If \(X=B^TX+\varepsilon\sim\mathcal{N}(0,\Sigma)\) and \(\varepsilon\sim\mathcal{N}(0,\Omega)\), then one can show that: \[ \Sigma = (I-B)^{-T}\Omega(I-B)^{-1}. \]

Assuming unit influences (i.e. \(\beta_{ij}=1\) if \(\beta_{ij}\ne 0\)) and unit variances (i.e. \(\omega_j^2=1\) for all \(j\)), we can then compute \(\Sigma\) directly:

id <- diag(rep(1, num.nodes(pathfinder$dag)))   # 109x109 identity matrix
Omega <- id                                     # conditional variances
Sigma <- solve(t(id - B)) %*% Omega %*% solve(id - B)

Finally, we can use the mvtnorm package to generate random multivariate Gaussian data:

set.seed(123)
nn <- 1000
gaussian.data <- mvtnorm::rmvnorm(nn, sigma = Sigma)

Instead of setting \(\beta_{ij}=1\), we can also use random edge weights:

B[B!=0] <- runif(n = num.edges(pathfinder$dag), min = 0.5, max = 2)
Sigma <- solve(t(id - B)) %*% Omega %*% solve(id - B)
gaussian.data <- mvtnorm::rmvnorm(nn, sigma = Sigma)

References

\[1\] Aragam, B. and Zhou, Q. (2015). Concave penalized estimation of sparse Gaussian Bayesian networks. The Journal of Machine Learning Research. 16(Nov):2273−2328.

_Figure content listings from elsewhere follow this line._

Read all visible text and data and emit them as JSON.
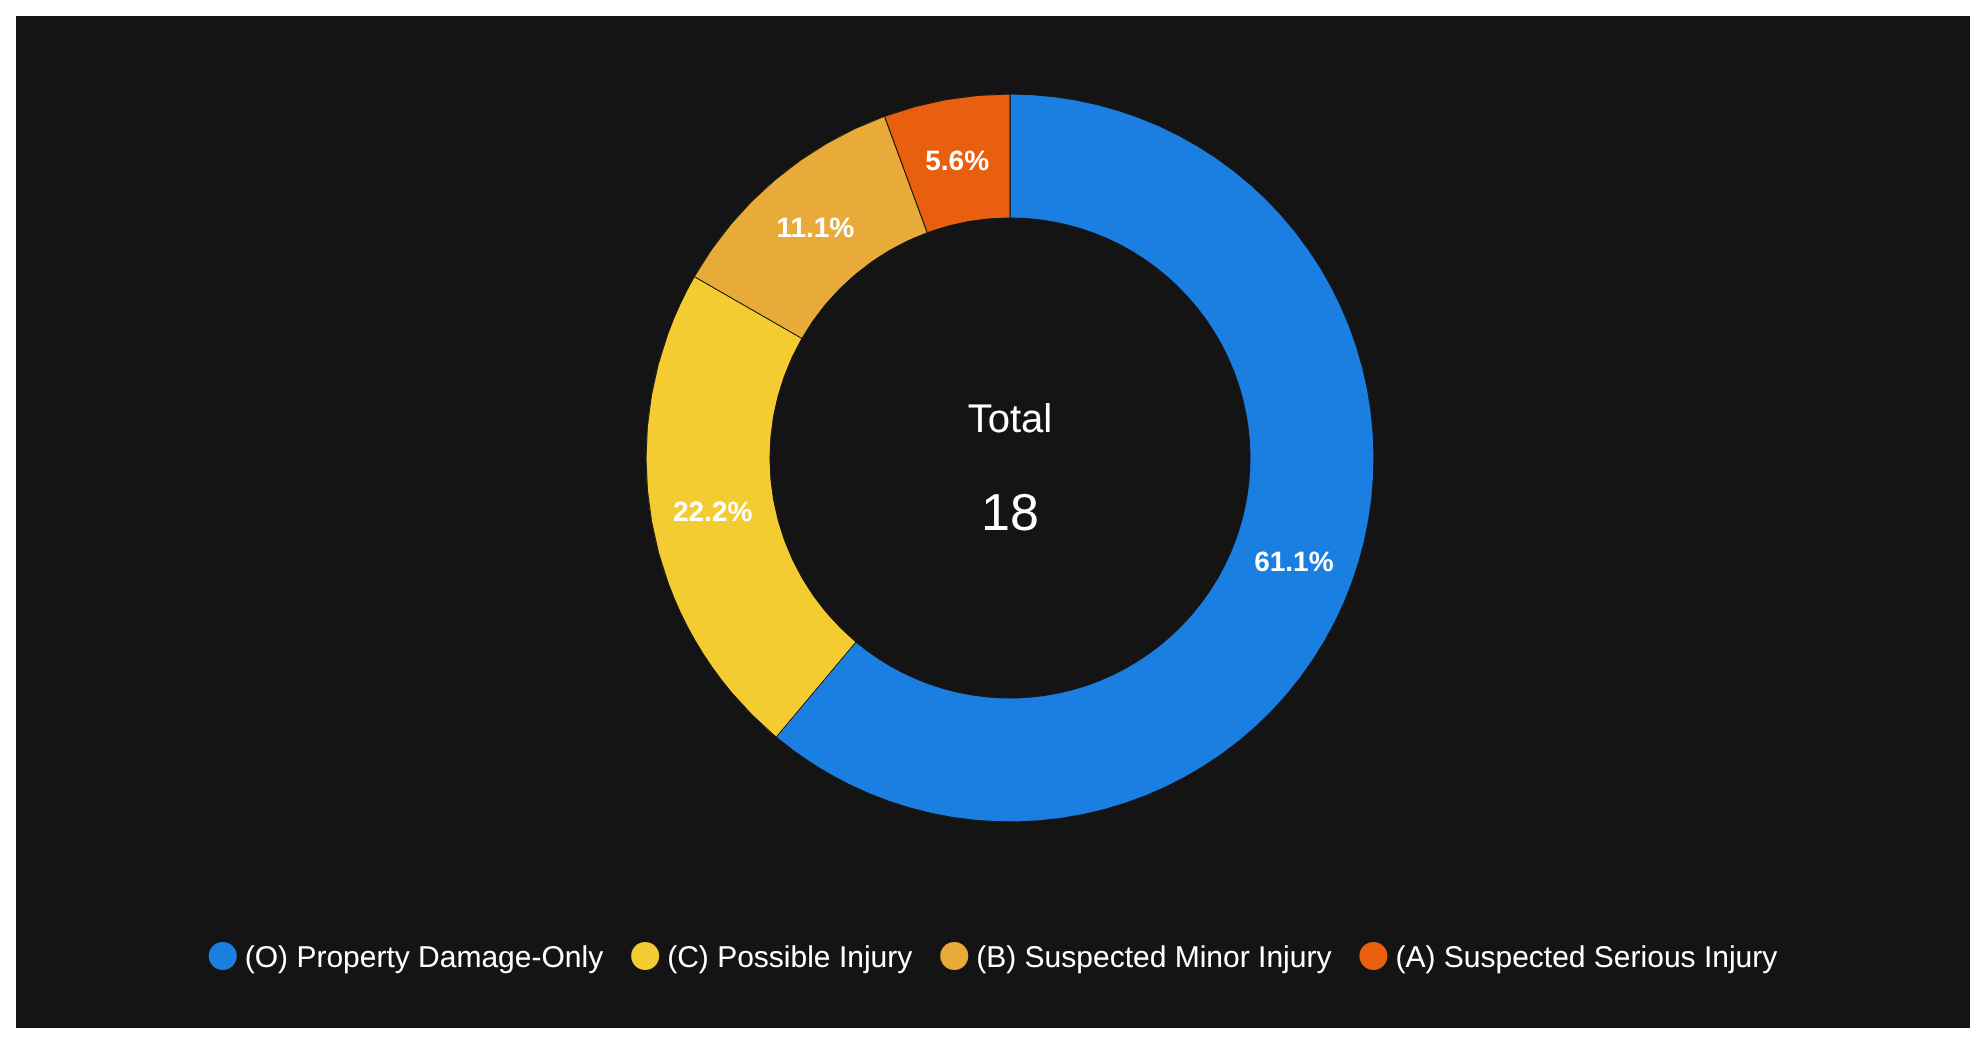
{
  "chart_data": {
    "type": "donut",
    "categories": [
      "(O) Property Damage-Only",
      "(C) Possible Injury",
      "(B) Suspected Minor Injury",
      "(A) Suspected Serious Injury"
    ],
    "values": [
      61.1,
      22.2,
      11.1,
      5.6
    ],
    "colors": [
      "#1a7fe0",
      "#f2cc30",
      "#e8ab3a",
      "#e8600f"
    ],
    "value_labels": [
      "61.1%",
      "22.2%",
      "11.1%",
      "5.6%"
    ],
    "annotations": [
      "Total",
      "18"
    ],
    "legend": "bottom"
  }
}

\[2\] Fu, F., Gu, J., and Zhou, Q. (2014). Adaptive penalized estimation of directed acyclic graphs from categorical data. arXiv: 1403.2310.

\[3\] Aragam, B., Amini, A. A., and Zhou, Q. (2015). Learning directed acyclic graphs with penalized neighbourhood regression. arXiv: 1511.08963.

\[4\] Fu, F. and Zhou, Q. (2013). Learning sparse causal Gaussian networks with experimental intervention: Regularization and coordinate descent. Journal of the American Statistical Association, 108: 288-300.